WAYF is 'data processor' on behalf of the institution where you log in.
WAYF does not store any personally identifiable data about users.
A user may ask WAYF to store information about his consent to data exchange for one or more services. This information is kept in an encrypted form which cannot, in any way, be made human readable (one-way destructive encryption, so-called 'hash-values').
When you log into a service via WAYF, the information about you released from your institution may be re-used for up to eight hours (a working day), provided you do not close your browser. This re-use of data enables 'single sign-on', meaning you will not have to log in for every service when you try to access the same or other WAYF-enabled services.

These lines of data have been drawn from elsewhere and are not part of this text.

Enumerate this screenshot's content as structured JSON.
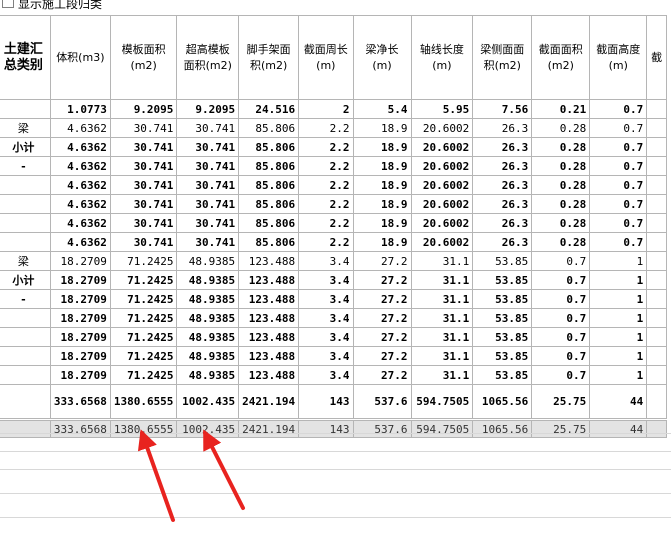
{
  "toolbar": {
    "checkbox_label": "显示施工段归类"
  },
  "headers": [
    "土建汇总类别",
    "体积(m3)",
    "模板面积(m2)",
    "超高模板面积(m2)",
    "脚手架面积(m2)",
    "截面周长(m)",
    "梁净长(m)",
    "轴线长度(m)",
    "梁侧面面积(m2)",
    "截面面积(m2)",
    "截面高度(m)",
    "截"
  ],
  "rows": [
    {
      "style": "bold",
      "cells": [
        "",
        "1.0773",
        "9.2095",
        "9.2095",
        "24.516",
        "2",
        "5.4",
        "5.95",
        "7.56",
        "0.21",
        "0.7"
      ]
    },
    {
      "style": "plain",
      "cells": [
        "梁",
        "4.6362",
        "30.741",
        "30.741",
        "85.806",
        "2.2",
        "18.9",
        "20.6002",
        "26.3",
        "0.28",
        "0.7"
      ]
    },
    {
      "style": "bold",
      "cells": [
        "小计",
        "4.6362",
        "30.741",
        "30.741",
        "85.806",
        "2.2",
        "18.9",
        "20.6002",
        "26.3",
        "0.28",
        "0.7"
      ]
    },
    {
      "style": "bold",
      "cells": [
        "-",
        "4.6362",
        "30.741",
        "30.741",
        "85.806",
        "2.2",
        "18.9",
        "20.6002",
        "26.3",
        "0.28",
        "0.7"
      ]
    },
    {
      "style": "bold",
      "cells": [
        "",
        "4.6362",
        "30.741",
        "30.741",
        "85.806",
        "2.2",
        "18.9",
        "20.6002",
        "26.3",
        "0.28",
        "0.7"
      ]
    },
    {
      "style": "bold",
      "cells": [
        "",
        "4.6362",
        "30.741",
        "30.741",
        "85.806",
        "2.2",
        "18.9",
        "20.6002",
        "26.3",
        "0.28",
        "0.7"
      ]
    },
    {
      "style": "bold",
      "cells": [
        "",
        "4.6362",
        "30.741",
        "30.741",
        "85.806",
        "2.2",
        "18.9",
        "20.6002",
        "26.3",
        "0.28",
        "0.7"
      ]
    },
    {
      "style": "bold",
      "cells": [
        "",
        "4.6362",
        "30.741",
        "30.741",
        "85.806",
        "2.2",
        "18.9",
        "20.6002",
        "26.3",
        "0.28",
        "0.7"
      ]
    },
    {
      "style": "plain",
      "cells": [
        "梁",
        "18.2709",
        "71.2425",
        "48.9385",
        "123.488",
        "3.4",
        "27.2",
        "31.1",
        "53.85",
        "0.7",
        "1"
      ]
    },
    {
      "style": "bold",
      "cells": [
        "小计",
        "18.2709",
        "71.2425",
        "48.9385",
        "123.488",
        "3.4",
        "27.2",
        "31.1",
        "53.85",
        "0.7",
        "1"
      ]
    },
    {
      "style": "bold",
      "cells": [
        "-",
        "18.2709",
        "71.2425",
        "48.9385",
        "123.488",
        "3.4",
        "27.2",
        "31.1",
        "53.85",
        "0.7",
        "1"
      ]
    },
    {
      "style": "bold",
      "cells": [
        "",
        "18.2709",
        "71.2425",
        "48.9385",
        "123.488",
        "3.4",
        "27.2",
        "31.1",
        "53.85",
        "0.7",
        "1"
      ]
    },
    {
      "style": "bold",
      "cells": [
        "",
        "18.2709",
        "71.2425",
        "48.9385",
        "123.488",
        "3.4",
        "27.2",
        "31.1",
        "53.85",
        "0.7",
        "1"
      ]
    },
    {
      "style": "bold",
      "cells": [
        "",
        "18.2709",
        "71.2425",
        "48.9385",
        "123.488",
        "3.4",
        "27.2",
        "31.1",
        "53.85",
        "0.7",
        "1"
      ]
    },
    {
      "style": "bold",
      "cells": [
        "",
        "18.2709",
        "71.2425",
        "48.9385",
        "123.488",
        "3.4",
        "27.2",
        "31.1",
        "53.85",
        "0.7",
        "1"
      ]
    },
    {
      "style": "total",
      "cells": [
        "",
        "333.6568",
        "1380.6555",
        "1002.435",
        "2421.194",
        "143",
        "537.6",
        "594.7505",
        "1065.56",
        "25.75",
        "44"
      ]
    },
    {
      "style": "footer",
      "cells": [
        "",
        "333.6568",
        "1380.6555",
        "1002.435",
        "2421.194",
        "143",
        "537.6",
        "594.7505",
        "1065.56",
        "25.75",
        "44"
      ]
    }
  ],
  "annotation_color": "#e8231f"
}
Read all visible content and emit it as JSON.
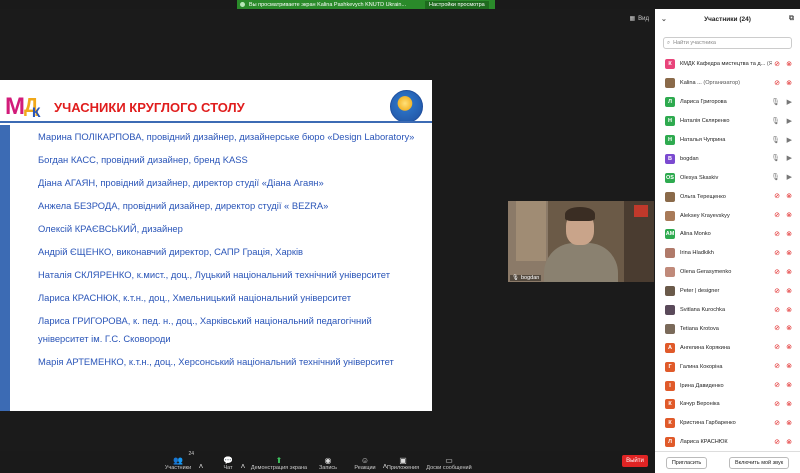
{
  "share_banner": {
    "text": "Вы просматриваете экран Kalina Pashkevych KNUTD Ukrain...",
    "options": "Настройки просмотра"
  },
  "view_label": "Вид",
  "slide": {
    "title": "УЧАСНИКИ КРУГЛОГО СТОЛУ",
    "items": [
      "Марина ПОЛІКАРПОВА, провідний дизайнер, дизайнерське бюро «Design Laboratory»",
      "Богдан КАСС, провідний дизайнер, бренд KASS",
      "Діана АГАЯН, провідний дизайнер, директор студії «Діана Агаян»",
      "Анжела БЕЗРОДА, провідний дизайнер, директор студії « BEZRA»",
      "Олексій КРАЄВСЬКИЙ, дизайнер",
      "Андрій ЄЩЕНКО, виконавчий директор, САПР Грація, Харків",
      "Наталія СКЛЯРЕНКО, к.мист., доц., Луцький національний технічний університет",
      "Лариса КРАСНЮК, к.т.н., доц., Хмельницький національний університет",
      "Лариса ГРИГОРОВА, к. пед. н., доц., Харківський національний педагогічний університет  ім. Г.С. Сковороди",
      "Марія АРТЕМЕНКО, к.т.н., доц., Херсонський національний технічний університет"
    ]
  },
  "camera": {
    "name": "bogdan"
  },
  "toolbar": {
    "audio": "Звук",
    "video": "Видео",
    "participants": "Участники",
    "participants_count": "24",
    "chat": "Чат",
    "share": "Демонстрация экрана",
    "record": "Запись",
    "reactions": "Реакции",
    "apps": "Приложения",
    "whiteboard": "Доски сообщений",
    "end": "Выйти"
  },
  "panel": {
    "title": "Участники (24)",
    "search_placeholder": "Найти участника",
    "participants": [
      {
        "initial": "К",
        "color": "#e8447a",
        "name": "КМДК Кафедра мистецтва та д...",
        "tag": " (Я)",
        "mic": "muted",
        "cam": "off"
      },
      {
        "initial": "",
        "color": "#8a6a4a",
        "name": "Kalina ...",
        "tag": " (Организатор)",
        "mic": "muted",
        "cam": "off"
      },
      {
        "initial": "Л",
        "color": "#2eaa4f",
        "name": "Лариса Григорова",
        "tag": "",
        "mic": "on",
        "cam": "on"
      },
      {
        "initial": "Н",
        "color": "#2eaa4f",
        "name": "Наталія Скляренко",
        "tag": "",
        "mic": "on",
        "cam": "on"
      },
      {
        "initial": "Н",
        "color": "#2eaa4f",
        "name": "Наталья Чуприна",
        "tag": "",
        "mic": "on",
        "cam": "on"
      },
      {
        "initial": "B",
        "color": "#7b4ad0",
        "name": "bogdan",
        "tag": "",
        "mic": "on",
        "cam": "on"
      },
      {
        "initial": "OS",
        "color": "#2eaa4f",
        "name": "Olesya Skaskiv",
        "tag": "",
        "mic": "on",
        "cam": "on"
      },
      {
        "initial": "",
        "color": "#8a6a4a",
        "name": "Ольга Терещенко",
        "tag": "",
        "mic": "muted",
        "cam": "off"
      },
      {
        "initial": "",
        "color": "#a87a58",
        "name": "Aleksey Krayevskyy",
        "tag": "",
        "mic": "muted",
        "cam": "off"
      },
      {
        "initial": "AM",
        "color": "#2eaa4f",
        "name": "Alina Monko",
        "tag": "",
        "mic": "muted",
        "cam": "off"
      },
      {
        "initial": "",
        "color": "#b07a6a",
        "name": "Irina Hladkikh",
        "tag": "",
        "mic": "muted",
        "cam": "off"
      },
      {
        "initial": "",
        "color": "#c08a7a",
        "name": "Olena Gerasymenko",
        "tag": "",
        "mic": "muted",
        "cam": "off"
      },
      {
        "initial": "",
        "color": "#6a5a4a",
        "name": "Peter | designer",
        "tag": "",
        "mic": "muted",
        "cam": "off"
      },
      {
        "initial": "",
        "color": "#5a4a5a",
        "name": "Svitlana Kurochka",
        "tag": "",
        "mic": "muted",
        "cam": "off"
      },
      {
        "initial": "",
        "color": "#7a6a5a",
        "name": "Tetiana Krotova",
        "tag": "",
        "mic": "muted",
        "cam": "off"
      },
      {
        "initial": "А",
        "color": "#e05a2a",
        "name": "Ангелина Корякина",
        "tag": "",
        "mic": "muted",
        "cam": "off"
      },
      {
        "initial": "Г",
        "color": "#e05a2a",
        "name": "Галина Кокоріна",
        "tag": "",
        "mic": "muted",
        "cam": "off"
      },
      {
        "initial": "І",
        "color": "#e05a2a",
        "name": "Ірина Давиденко",
        "tag": "",
        "mic": "muted",
        "cam": "off"
      },
      {
        "initial": "К",
        "color": "#e05a2a",
        "name": "Качур Вероніка",
        "tag": "",
        "mic": "muted",
        "cam": "off"
      },
      {
        "initial": "К",
        "color": "#e05a2a",
        "name": "Кристина Гарбаренко",
        "tag": "",
        "mic": "muted",
        "cam": "off"
      },
      {
        "initial": "Л",
        "color": "#e05a2a",
        "name": "Лариса КРАСНЮК",
        "tag": "",
        "mic": "muted",
        "cam": "off"
      },
      {
        "initial": "",
        "color": "#8a6a4a",
        "name": "Лариса Рябенко",
        "tag": "",
        "mic": "muted",
        "cam": "off"
      }
    ],
    "invite": "Пригласить",
    "unmute_me": "Включить мой звук"
  }
}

- With a consent you yourself decide whether you want to let WAYF send the information to the information services.
- Your consent applies to one visit only at the service you are trying to access—however:
- You may let WAYF remember which services you have consented for the data exchange for. That way you do not need to consent next time you visit the same service. No personally identifiable information is stored at WAYF.
WAYF provides a consents administration web page where users may manage their consents. When you click on the link you will be asked where you come from. Please log in, in order to provide WAYF with your updated personal information from your institution. In the web page you may withdraw prior consents or consent to prior data exchange to services. Each service's purpose is described, and the data that will actually be transferred to it are described, so you can decide if you want to transfer this information in the future. If your personal information changes (i.e. change of name), you will be asked to consent again, as all consents are specific for the data presented about you.
WAYF creates attributtes
For security reasons are the following attritbutes generated by WAYF:
- SchackHomeOrganisation - the domain name of your institution. This is set by WAYF and not by the institution itself to prevent spoofing (when someone impersonates another person or institution). As WAYF always knows from where the information originates, and has no (economical) interests in any access control rules at the services, WAYF is authoritative of this attritbute.
- User pseudonyms - see below.
A pseudonym is a 'mask' you may wear to get recognised—without being identified.
If you want to be recognised in the electronic world, without revealing your indentity you should use pseudonyms. A pseudonym for the author of this text (David Simonsen) is 'WAYF-DK-8ee5f9ce8db1bff7eb6cd392c39fb6de24938b41'.
If your employer or educational institution has bought general access to a database, collaboration tool or similar, there is no reason for the service to know the identities of individual users. For the service to grant access it suffices to know which institution a given user is affiliated with. Pseudonyms are personal and may therefore be used to personalise web pages or let users continue where they left off last time they used the service. All the service needs to know is that the present user is the same user as last time—not who the user is.
Many aspects of our daily life is lived on the net: we shop, communicate, have hobbies etc. The business of web based targeted commercials has grown fast and is getting increasingly sophisticated by the use of data mining, pattern search for behaviour etc. A new economy has risen in the shade of the many web based services which now exchange 'experience'—often for money. One way of protecting the users (consumers) agains cross-service analysis, and thereby protecting the users' privacy, is to use pseudonyms in the electronic world. Why should your travels agent or insurance company know your preferences for food, medication, underwear etc.?
Pseudonyms must live up the following three requirements:
- a given user's pseudonym must be the same from time to time, to make her recognisable;
- different services (ie. web sites) must receive different pseudonyms (service specific) to prevent cross-service data mining;
- it must be technically possible, but really hard, to find the person behind the pseudonym (which by definition is not possible for anonymous persons).
When logging into a website using the eID federation WAYF, predefined personal information is transferred from the user's home institution, via WAYF, to the service. WAYF has a secret formula for calculating personal, service specific pseudonyms. In the formula the name of the service appears (to make the pseudonym service specific) as well as the name of the user (to make it personal).
When the user is being recognised by the service it may now personalise the interface and/or functions—without knowing the identity of the user.
If a serious abuse case occurs (being investigated by the police or similar), the service will only know the pseudonym of the user, not her identity. WAYF does not store any personal information and may therefore only contribute to the investigation with the secret formula for the pseudonyms.
Equipped with the pseudonym of the abuser and the secret formula, the recalculation of pseudonyms for all users in all user databases connected to WAYF may begin. When a match is found the identity of the abuser can be revealed.
With this three-party pseudonymisation (user data, formula, and result) users can feel absolutely safe that the pseudonyms are only used for recognition purposes—not for identification. With WAYF a trusted third party, generating the pseudonyms, it is impossible to data mine across services. Also, services cannot query the users' identities at their home institutions, as the formula is only known to the trusted third party.
Around 800,000 Danish electronic identities can already take advantage of WAYF-generated pseudonyms today.